Mapping quality is only an indication from the aligner to estimate whether a read mapping is correct, and according to Figure 3.5A the mapping error rate of most MSRs is low even for mapping qualities lower than 60. Therefore, we choose to compare MSR-mapped reads with lower mapping qualities against raw or HPC-mapped reads with the highest (60) mapping quality (which is the mapping quality thresholds most practitioners would use by default).

Table 3.1 shows that the three selected MSRs outperform both HPC and raw in terms of mapping error rate, with similar fractions of mapped reads overall. For example on the human genome, at mapq\(\geq 50\), MSR_{F}, MSR_{P} and MSR_{E} all map more reads than either HPC or raw at mapq=60, and MSR_{P} and MSR_{E} also have mapping error rates an order of magnitude lower than either HPC or raw.

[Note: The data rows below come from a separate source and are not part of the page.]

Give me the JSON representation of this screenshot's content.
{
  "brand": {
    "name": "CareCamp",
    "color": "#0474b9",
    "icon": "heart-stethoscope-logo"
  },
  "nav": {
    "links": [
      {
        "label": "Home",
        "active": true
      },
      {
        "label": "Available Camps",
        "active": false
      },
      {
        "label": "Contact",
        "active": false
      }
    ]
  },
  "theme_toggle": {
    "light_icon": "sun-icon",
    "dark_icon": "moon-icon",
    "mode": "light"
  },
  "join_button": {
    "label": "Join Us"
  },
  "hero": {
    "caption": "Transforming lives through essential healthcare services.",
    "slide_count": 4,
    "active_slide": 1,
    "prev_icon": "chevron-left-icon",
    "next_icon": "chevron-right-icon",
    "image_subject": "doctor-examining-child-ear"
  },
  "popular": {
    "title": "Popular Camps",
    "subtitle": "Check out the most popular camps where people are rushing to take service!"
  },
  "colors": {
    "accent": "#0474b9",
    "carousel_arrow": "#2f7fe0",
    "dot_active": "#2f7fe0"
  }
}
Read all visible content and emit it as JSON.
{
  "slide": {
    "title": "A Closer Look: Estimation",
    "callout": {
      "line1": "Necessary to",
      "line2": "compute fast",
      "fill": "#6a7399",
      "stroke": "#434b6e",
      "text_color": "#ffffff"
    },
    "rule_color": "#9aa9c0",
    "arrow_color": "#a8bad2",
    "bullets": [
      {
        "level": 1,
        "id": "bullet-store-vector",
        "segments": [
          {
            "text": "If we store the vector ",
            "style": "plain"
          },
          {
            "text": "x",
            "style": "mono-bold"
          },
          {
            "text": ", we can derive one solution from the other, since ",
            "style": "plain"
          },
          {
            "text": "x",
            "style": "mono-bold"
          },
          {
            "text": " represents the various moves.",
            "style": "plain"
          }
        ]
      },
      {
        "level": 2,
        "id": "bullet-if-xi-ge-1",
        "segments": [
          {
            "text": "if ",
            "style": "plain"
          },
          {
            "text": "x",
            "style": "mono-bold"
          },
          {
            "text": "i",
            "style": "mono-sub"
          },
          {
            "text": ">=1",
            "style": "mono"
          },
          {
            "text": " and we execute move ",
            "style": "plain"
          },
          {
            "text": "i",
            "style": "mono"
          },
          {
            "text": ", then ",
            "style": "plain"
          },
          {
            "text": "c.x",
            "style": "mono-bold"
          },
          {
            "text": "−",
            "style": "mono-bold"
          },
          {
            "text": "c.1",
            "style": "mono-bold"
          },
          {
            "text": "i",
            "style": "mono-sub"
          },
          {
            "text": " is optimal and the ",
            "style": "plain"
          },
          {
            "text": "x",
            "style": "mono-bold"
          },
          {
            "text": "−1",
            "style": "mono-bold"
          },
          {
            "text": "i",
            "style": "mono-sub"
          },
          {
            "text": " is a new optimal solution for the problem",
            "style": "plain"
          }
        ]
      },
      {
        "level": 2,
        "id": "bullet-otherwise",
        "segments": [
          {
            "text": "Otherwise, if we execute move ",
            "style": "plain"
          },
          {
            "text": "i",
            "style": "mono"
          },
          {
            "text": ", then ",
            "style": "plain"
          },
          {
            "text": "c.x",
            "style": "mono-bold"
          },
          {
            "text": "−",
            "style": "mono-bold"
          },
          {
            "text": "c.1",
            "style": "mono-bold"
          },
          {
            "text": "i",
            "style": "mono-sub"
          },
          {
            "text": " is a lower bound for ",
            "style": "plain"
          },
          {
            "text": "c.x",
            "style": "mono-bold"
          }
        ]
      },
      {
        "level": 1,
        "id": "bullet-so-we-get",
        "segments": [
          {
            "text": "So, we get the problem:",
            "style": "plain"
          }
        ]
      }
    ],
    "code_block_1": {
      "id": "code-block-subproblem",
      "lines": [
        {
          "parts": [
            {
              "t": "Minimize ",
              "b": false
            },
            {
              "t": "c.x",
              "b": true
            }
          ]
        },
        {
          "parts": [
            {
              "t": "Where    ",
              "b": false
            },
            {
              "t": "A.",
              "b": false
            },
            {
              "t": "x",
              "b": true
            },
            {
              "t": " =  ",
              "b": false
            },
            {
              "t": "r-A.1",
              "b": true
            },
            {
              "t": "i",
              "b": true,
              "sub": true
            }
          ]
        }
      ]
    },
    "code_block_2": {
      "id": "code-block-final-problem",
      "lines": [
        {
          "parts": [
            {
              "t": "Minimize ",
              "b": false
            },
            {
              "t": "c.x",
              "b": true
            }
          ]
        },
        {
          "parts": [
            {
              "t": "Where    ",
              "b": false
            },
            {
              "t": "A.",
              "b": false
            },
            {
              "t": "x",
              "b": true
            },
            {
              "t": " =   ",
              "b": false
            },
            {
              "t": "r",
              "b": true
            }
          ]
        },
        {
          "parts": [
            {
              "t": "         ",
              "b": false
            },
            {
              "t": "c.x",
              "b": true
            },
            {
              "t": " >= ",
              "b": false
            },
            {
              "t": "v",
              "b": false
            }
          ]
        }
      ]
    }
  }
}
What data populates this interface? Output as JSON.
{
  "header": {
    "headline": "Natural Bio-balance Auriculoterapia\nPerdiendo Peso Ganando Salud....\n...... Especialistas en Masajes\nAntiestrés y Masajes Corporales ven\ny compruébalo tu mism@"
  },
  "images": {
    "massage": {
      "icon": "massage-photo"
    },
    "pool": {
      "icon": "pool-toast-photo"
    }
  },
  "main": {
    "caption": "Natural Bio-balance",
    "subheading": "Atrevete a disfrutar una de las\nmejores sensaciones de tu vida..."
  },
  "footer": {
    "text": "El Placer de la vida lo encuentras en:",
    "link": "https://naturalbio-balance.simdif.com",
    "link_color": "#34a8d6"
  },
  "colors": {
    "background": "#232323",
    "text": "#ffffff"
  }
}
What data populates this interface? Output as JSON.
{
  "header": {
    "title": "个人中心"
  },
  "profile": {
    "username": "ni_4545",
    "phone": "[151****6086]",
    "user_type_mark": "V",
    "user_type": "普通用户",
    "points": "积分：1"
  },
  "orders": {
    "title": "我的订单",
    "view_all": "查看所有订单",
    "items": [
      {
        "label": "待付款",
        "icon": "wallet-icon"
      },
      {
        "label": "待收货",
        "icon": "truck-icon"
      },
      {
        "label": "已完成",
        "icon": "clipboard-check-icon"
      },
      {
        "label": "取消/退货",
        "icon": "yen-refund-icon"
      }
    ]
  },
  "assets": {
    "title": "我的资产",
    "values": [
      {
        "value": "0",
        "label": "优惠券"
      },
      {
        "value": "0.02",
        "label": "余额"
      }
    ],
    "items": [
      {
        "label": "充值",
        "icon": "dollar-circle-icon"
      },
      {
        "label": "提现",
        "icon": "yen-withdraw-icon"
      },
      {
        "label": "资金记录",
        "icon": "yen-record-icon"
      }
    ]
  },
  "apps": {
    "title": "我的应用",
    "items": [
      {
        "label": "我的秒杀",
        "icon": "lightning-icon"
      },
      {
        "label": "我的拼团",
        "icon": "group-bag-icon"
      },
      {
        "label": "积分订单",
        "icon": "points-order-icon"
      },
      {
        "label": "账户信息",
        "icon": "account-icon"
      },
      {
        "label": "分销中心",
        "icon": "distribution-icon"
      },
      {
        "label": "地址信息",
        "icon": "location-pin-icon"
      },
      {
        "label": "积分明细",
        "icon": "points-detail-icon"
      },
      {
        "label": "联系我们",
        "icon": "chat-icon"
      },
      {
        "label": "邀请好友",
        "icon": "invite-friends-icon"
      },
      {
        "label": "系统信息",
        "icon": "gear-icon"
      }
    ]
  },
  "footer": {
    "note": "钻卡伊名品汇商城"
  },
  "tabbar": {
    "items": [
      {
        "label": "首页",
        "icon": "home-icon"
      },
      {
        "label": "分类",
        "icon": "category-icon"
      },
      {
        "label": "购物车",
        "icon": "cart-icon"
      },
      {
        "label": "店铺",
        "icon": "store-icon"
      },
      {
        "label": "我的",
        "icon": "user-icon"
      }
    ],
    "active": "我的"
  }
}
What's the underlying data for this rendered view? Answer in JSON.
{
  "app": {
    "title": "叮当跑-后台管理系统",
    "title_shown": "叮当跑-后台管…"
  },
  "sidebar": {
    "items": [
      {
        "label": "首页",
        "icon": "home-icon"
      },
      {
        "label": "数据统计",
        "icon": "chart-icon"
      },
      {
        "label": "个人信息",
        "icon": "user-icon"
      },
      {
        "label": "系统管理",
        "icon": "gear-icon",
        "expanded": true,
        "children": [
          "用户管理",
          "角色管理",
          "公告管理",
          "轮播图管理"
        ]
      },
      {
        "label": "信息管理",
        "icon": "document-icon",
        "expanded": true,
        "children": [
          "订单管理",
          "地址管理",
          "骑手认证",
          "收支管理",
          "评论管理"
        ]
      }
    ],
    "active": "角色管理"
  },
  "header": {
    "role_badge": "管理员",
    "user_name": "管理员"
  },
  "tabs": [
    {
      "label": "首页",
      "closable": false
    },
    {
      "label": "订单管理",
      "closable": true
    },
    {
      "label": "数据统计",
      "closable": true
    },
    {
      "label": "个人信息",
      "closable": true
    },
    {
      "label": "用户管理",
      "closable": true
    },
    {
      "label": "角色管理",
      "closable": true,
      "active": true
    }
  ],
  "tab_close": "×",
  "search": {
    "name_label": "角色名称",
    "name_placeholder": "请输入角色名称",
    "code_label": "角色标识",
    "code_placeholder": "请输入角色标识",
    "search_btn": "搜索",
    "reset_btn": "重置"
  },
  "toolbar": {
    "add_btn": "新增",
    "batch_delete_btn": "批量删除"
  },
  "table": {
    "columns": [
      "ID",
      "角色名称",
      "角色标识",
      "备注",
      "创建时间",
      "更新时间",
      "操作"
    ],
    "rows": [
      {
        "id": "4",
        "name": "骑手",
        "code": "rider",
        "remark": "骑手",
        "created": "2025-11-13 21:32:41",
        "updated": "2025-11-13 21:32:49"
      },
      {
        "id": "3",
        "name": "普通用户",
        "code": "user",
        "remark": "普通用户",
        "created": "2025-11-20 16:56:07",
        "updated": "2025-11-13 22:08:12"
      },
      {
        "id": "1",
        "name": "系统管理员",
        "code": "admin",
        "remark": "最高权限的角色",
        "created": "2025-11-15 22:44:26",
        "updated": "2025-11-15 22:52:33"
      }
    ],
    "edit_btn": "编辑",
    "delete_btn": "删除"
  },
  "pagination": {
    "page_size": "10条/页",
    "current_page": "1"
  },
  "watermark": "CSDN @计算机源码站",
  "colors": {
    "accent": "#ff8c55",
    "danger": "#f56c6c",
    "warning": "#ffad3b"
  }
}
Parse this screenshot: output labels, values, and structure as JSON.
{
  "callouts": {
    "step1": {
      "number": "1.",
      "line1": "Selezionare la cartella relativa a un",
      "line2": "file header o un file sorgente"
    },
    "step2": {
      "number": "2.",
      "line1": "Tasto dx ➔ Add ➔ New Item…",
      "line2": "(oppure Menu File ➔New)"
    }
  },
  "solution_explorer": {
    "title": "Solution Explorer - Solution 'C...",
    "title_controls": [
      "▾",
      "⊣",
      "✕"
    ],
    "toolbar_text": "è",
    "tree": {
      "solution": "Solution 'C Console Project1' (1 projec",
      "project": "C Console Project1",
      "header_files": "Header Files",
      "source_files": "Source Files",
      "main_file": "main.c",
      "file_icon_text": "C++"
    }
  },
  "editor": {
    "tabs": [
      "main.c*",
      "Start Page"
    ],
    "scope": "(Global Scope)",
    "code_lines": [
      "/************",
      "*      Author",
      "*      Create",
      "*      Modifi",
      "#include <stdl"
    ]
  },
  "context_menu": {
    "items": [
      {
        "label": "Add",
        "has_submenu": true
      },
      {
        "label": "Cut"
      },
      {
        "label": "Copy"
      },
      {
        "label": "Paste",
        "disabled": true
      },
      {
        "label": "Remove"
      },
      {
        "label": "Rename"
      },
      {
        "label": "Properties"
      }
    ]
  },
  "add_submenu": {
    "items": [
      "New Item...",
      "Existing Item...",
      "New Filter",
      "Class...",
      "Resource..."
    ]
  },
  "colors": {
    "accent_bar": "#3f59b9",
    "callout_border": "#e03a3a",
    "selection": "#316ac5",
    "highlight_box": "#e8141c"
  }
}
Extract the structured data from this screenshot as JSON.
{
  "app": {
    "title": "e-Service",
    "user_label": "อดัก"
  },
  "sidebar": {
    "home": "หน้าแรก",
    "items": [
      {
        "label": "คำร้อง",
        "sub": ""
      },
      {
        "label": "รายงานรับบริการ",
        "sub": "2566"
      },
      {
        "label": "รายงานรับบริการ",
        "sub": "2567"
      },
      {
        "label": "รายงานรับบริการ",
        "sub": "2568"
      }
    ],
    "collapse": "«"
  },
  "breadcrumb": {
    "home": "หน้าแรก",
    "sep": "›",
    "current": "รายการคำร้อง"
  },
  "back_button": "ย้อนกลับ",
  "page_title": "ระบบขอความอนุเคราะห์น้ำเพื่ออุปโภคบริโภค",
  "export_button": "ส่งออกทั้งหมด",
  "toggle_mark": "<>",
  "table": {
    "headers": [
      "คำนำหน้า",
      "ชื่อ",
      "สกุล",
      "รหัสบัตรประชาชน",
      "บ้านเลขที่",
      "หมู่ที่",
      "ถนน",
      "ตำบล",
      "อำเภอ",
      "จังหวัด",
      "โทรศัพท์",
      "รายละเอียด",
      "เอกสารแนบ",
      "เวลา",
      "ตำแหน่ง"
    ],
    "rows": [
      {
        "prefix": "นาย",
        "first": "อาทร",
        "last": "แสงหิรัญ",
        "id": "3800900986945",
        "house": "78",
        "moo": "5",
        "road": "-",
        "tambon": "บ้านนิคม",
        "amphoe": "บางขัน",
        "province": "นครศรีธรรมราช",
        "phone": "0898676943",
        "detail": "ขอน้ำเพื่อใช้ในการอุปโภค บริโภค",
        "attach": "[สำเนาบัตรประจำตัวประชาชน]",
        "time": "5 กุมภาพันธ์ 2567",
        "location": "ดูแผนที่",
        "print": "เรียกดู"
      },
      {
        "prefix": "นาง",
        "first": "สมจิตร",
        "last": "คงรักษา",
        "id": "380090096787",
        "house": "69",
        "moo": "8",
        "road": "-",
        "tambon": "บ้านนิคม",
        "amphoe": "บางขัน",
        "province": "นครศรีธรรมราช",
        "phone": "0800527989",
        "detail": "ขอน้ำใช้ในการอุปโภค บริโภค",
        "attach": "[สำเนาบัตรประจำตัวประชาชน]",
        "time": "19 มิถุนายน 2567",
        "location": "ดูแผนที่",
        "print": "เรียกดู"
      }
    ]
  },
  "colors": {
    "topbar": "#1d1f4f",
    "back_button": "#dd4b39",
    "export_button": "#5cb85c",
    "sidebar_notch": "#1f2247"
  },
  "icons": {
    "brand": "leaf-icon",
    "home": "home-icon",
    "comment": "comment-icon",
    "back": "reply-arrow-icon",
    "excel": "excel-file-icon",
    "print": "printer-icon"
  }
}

To evaluate the robustness of MSRs E, F and P we investigated the impact of mapping to a different organism or using another mapper. To this effect we repeated the evaluation pipeline in these different settings:

Using the

*Drosophila melanogaster*whole genome assembly as reference and mapping with`minimap2`

Using the whole human genome assembly as reference but mapping with

`winnowmap2`

(version 2.02)^{120}. The same options as`minimap2`

were used, and k-mers were counted using`meryl`

^{315}, considering the top \(0.02\%\) as repetitive (as suggested by the`winnowmap2`

usage guide).

MSRs E, F and P behave very similarly in both of these contexts compared to HPC/raw: by selecting mapped reads with mapq\(\geq\) 50 for the three MSRs we obtain a similar fraction of mapped reads with much lower error rates (Table 3.1). A noticeable exception is the `winnowmap2`

experiment, where a larger fraction of raw reads are mapped than any other MSR and even HPC. A more detailed results table can be found in Table A.1, and a graph of MSR performance on the whole Drosophila genome in Figure A.6. As Figure A.6 shows, we also evaluated these MSRs on a whole *Escherichia coli* (Genbank ID U00096.2) genome, where we observed similar results, albeit the best MSRs do not seem to be one of our three candidates. This might mean that specific MSRs are more suited to particular types of genomes.

label | mapq | Whole human genome (minimap2) | Whole human genome (winnowmap2) | Whole Drosophila genome (minimap2) | |||

fraction | error | fraction | error | fraction | error | ||

HPC | 60 | 0.935 +0% | 1.85e-03 +0% | 0.894 +0% | 1.43e-03 +0% | 0.957 +0% | 2.27e-03 +0% |

raw | 60 | 0.921 -1% | 1.86e-03 +0% | 0.932 +4% | 1.75e-03 +23% | 0.958 +0% | 2.27e-03 -0% |

MSRF | 50 | 0.938 +0% | 1.29e-03 -30% | 0.886 -1% | 3.82e-04 -73% | 0.960 +0% | 1.37e-03 -39% |

MSRE | 50 | 0.936 +0% | 1.17e-04 -94% | 0.820 -8% | 8.93e-05 -94% | 0.954 -0% | 0 -100% |

MSRP | 50 | 0.938 0% | 4.15e-04 -78% | 0.845 -6% | 1.14e-04 -92% | 0.957 +0% | 8.11e-04 -64% |

### 3.2.5 Mapping-friendly sequence reductions increase mapping quality on repeated regions of the human genome

To evaluate the performance of our MSRs specifically on repeats, we extracted the reads for which the generating region overlapped with the repeated region of the whole human genome by more than \(50\%\) of the read length. We then evaluated the MSRs on these reads only. Repeated regions were obtained from https://t2t.gi.ucsc.edu/chm13/hub/t2t-chm13-v1.1/rmsk/rmsk.bigBed.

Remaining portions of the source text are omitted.